I’m really pleased to be able to write you this letter.
My novel, The God Who Made Mistakes, was the culmination of a lengthy writing process over the past two years. The first and second incarnations under the working titles, What Will We Do About Frikkie and The Broken Rainbow were discarded almost in their entirety. I knew, as did my publisher and editor, that I could write a much better book. So I started again a little more than a year ago, trying to write once more with the freedom with which I wrote Dying in New York and White Wahala.
I suspect most writers are quite glad when they receive recognition and I am no different. However, I have come to learn that I write best when I write for myself, with little regard for what the readers might say and without wringing my hands over looming deadlines. It was in that spirit that I wrote The God Who Made Mistakes. The title came to me perhaps half way through the first draft and it sounded just right. The novel by this time was shaping up to be the story of Themba Hlatshwayo, a married man struggling to come to terms with his sexuality.
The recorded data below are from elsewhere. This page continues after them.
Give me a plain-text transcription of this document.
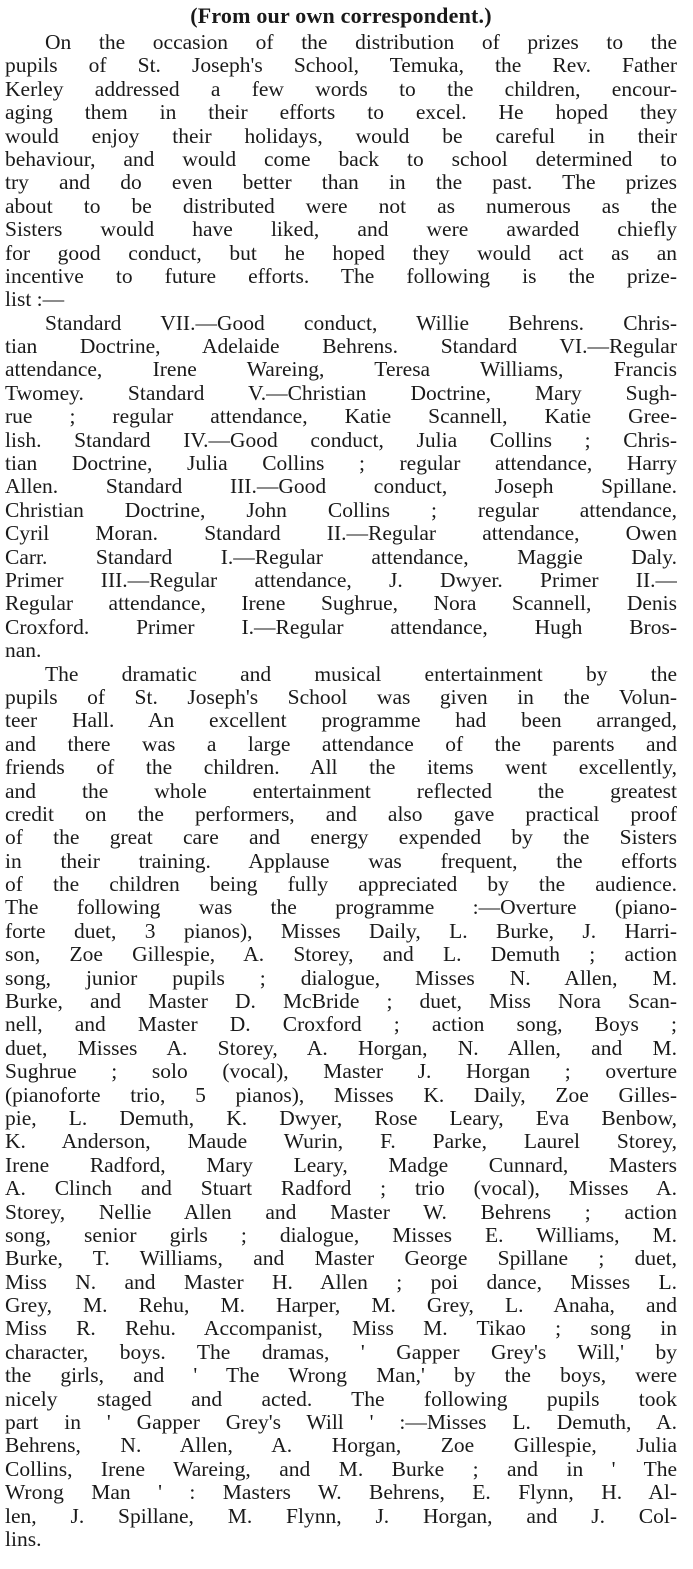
(From our own correspondent.)
On the occasion of the distribution of prizes to the
pupils of St. Joseph's School, Temuka, the Rev. Father
Kerley addressed a few words to the children, encour-
aging them in their efforts to excel. He hoped they
would enjoy their holidays, would be careful in their
behaviour, and would come back to school determined to
try and do even better than in the past. The prizes
about to be distributed were not as numerous as the
Sisters would have liked, and were awarded chiefly
for good conduct, but he hoped they would act as an
incentive to future efforts. The following is the prize-
list :—
Standard VII.—Good conduct, Willie Behrens. Chris-
tian Doctrine, Adelaide Behrens. Standard VI.—Regular
attendance, Irene Wareing, Teresa Williams, Francis
Twomey. Standard V.—Christian Doctrine, Mary Sugh-
rue ; regular attendance, Katie Scannell, Katie Gree-
lish. Standard IV.—Good conduct, Julia Collins ; Chris-
tian Doctrine, Julia Collins ; regular attendance, Harry
Allen. Standard III.—Good conduct, Joseph Spillane.
Christian Doctrine, John Collins ; regular attendance,
Cyril Moran. Standard II.—Regular attendance, Owen
Carr. Standard I.—Regular attendance, Maggie Daly.
Primer III.—Regular attendance, J. Dwyer. Primer II.—
Regular attendance, Irene Sughrue, Nora Scannell, Denis
Croxford. Primer I.—Regular attendance, Hugh Bros-
nan.
The dramatic and musical entertainment by the
pupils of St. Joseph's School was given in the Volun-
teer Hall. An excellent programme had been arranged,
and there was a large attendance of the parents and
friends of the children. All the items went excellently,
and the whole entertainment reflected the greatest
credit on the performers, and also gave practical proof
of the great care and energy expended by the Sisters
in their training. Applause was frequent, the efforts
of the children being fully appreciated by the audience.
The following was the programme :—Overture (piano-
forte duet, 3 pianos), Misses Daily, L. Burke, J. Harri-
son, Zoe Gillespie, A. Storey, and L. Demuth ; action
song, junior pupils ; dialogue, Misses N. Allen, M.
Burke, and Master D. McBride ; duet, Miss Nora Scan-
nell, and Master D. Croxford ; action song, Boys ;
duet, Misses A. Storey, A. Horgan, N. Allen, and M.
Sughrue ; solo (vocal), Master J. Horgan ; overture
(pianoforte trio, 5 pianos), Misses K. Daily, Zoe Gilles-
pie, L. Demuth, K. Dwyer, Rose Leary, Eva Benbow,
K. Anderson, Maude Wurin, F. Parke, Laurel Storey,
Irene Radford, Mary Leary, Madge Cunnard, Masters
A. Clinch and Stuart Radford ; trio (vocal), Misses A.
Storey, Nellie Allen and Master W. Behrens ; action
song, senior girls ; dialogue, Misses E. Williams, M.
Burke, T. Williams, and Master George Spillane ; duet,
Miss N. and Master H. Allen ; poi dance, Misses L.
Grey, M. Rehu, M. Harper, M. Grey, L. Anaha, and
Miss R. Rehu. Accompanist, Miss M. Tikao ; song in
character, boys. The dramas, ' Gapper Grey's Will,' by
the girls, and ' The Wrong Man,' by the boys, were
nicely staged and acted. The following pupils took
part in ' Gapper Grey's Will ' :—Misses L. Demuth, A.
Behrens, N. Allen, A. Horgan, Zoe Gillespie, Julia
Collins, Irene Wareing, and M. Burke ; and in ' The
Wrong Man ' : Masters W. Behrens, E. Flynn, H. Al-
len, J. Spillane, M. Flynn, J. Horgan, and J. Col-
lins.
The possibilities of the story intrigued me and I had the privilege of speaking to a number of gay men who told me about the trajectory their lives had taken up until that point. I was struck by the similarities between them, although they were of different races and from different backgrounds. Their mothers, whether supportive or not of their sons’ choices, all had an inordinate impact upon their sons, which clearly persists until this day. All the men had, with some reluctance, turned their backs on the church and now found themselves missing the rituals and sense of belonging it afforded them. It would be more correct to say that it was the church that had turned its back on them and I’ve tried to reflect this through the eyes of my characters Pastor Michael and Prophet Makhubela, two men of the cloth who have brief but pivotal moments in the story.
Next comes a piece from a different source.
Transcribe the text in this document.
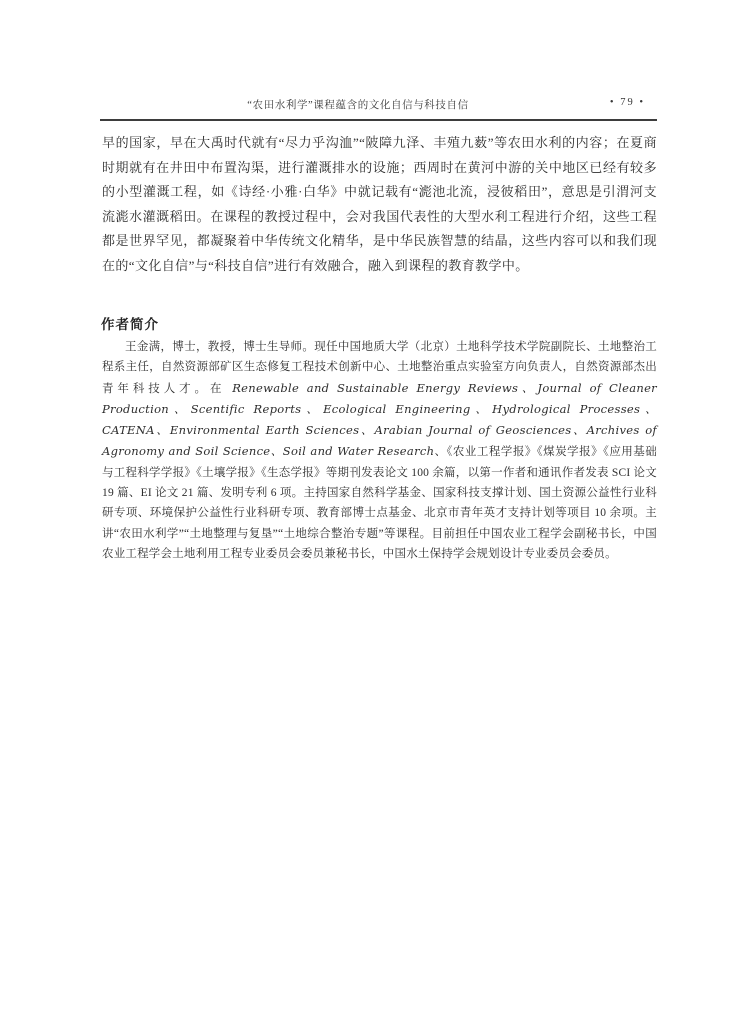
“农田水利学”课程蕴含的文化自信与科技自信	• 79 •

早的国家，早在大禹时代就有“尽力乎沟洫”“陂障九泽、丰殖九薮”等农田水利的内容；在夏商时期就有在井田中布置沟渠，进行灌溉排水的设施；西周时在黄河中游的关中地区已经有较多的小型灌溉工程，如《诗经·小雅·白华》中就记载有“滮池北流，浸彼稻田”，意思是引渭河支流滮水灌溉稻田。在课程的教授过程中，会对我国代表性的大型水利工程进行介绍，这些工程都是世界罕见，都凝聚着中华传统文化精华，是中华民族智慧的结晶，这些内容可以和我们现在的“文化自信”与“科技自信”进行有效融合，融入到课程的教育教学中。

作者简介

王金满，博士，教授，博士生导师。现任中国地质大学（北京）土地科学技术学院副院长、土地整治工程系主任，自然资源部矿区生态修复工程技术创新中心、土地整治重点实验室方向负责人，自然资源部杰出青年科技人才。在 Renewable and Sustainable Energy Reviews、Journal of Cleaner Production、Scentific Reports、Ecological Engineering、Hydrological Processes、CATENA、Environmental Earth Sciences、Arabian Journal of Geosciences、Archives of Agronomy and Soil Science、Soil and Water Research、《农业工程学报》《煤炭学报》《应用基础与工程科学学报》《土壤学报》《生态学报》等期刊发表论文 100 余篇，以第一作者和通讯作者发表 SCI 论文 19 篇、EI 论文 21 篇、发明专利 6 项。主持国家自然科学基金、国家科技支撑计划、国土资源公益性行业科研专项、环境保护公益性行业科研专项、教育部博士点基金、北京市青年英才支持计划等项目 10 余项。主讲“农田水利学”“土地整理与复垦”“土地综合整治专题”等课程。目前担任中国农业工程学会副秘书长，中国农业工程学会土地利用工程专业委员会委员兼秘书长，中国水土保持学会规划设计专业委员会委员。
I was told of a night club in Alexandra where gay men socialised and picked up partners. I went there one night expecting to find a discreet and almost exclusive establishment and was surprised to find it packed to the nonexistent rafters, with patrons spilling out into the street. I was kindly invited to a black gay book club in Johannesburg that features in the story as Themba’s place of refuge. I heard whispered stories of married women who discovered too late that their husbands were gay, sometimes bursting in to catch them in the act. Unfortunately, my approaches to these women through third parties never resulted in actual meetings. Perhaps some wounds are still too raw. I left it to Ayanda, Themba’s wife, to voice her horror and confusion on their behalf.
Thank you once again for your kindness and support. I hope you enjoy reading The God Who Made Mistakes as much as I enjoyed writing it.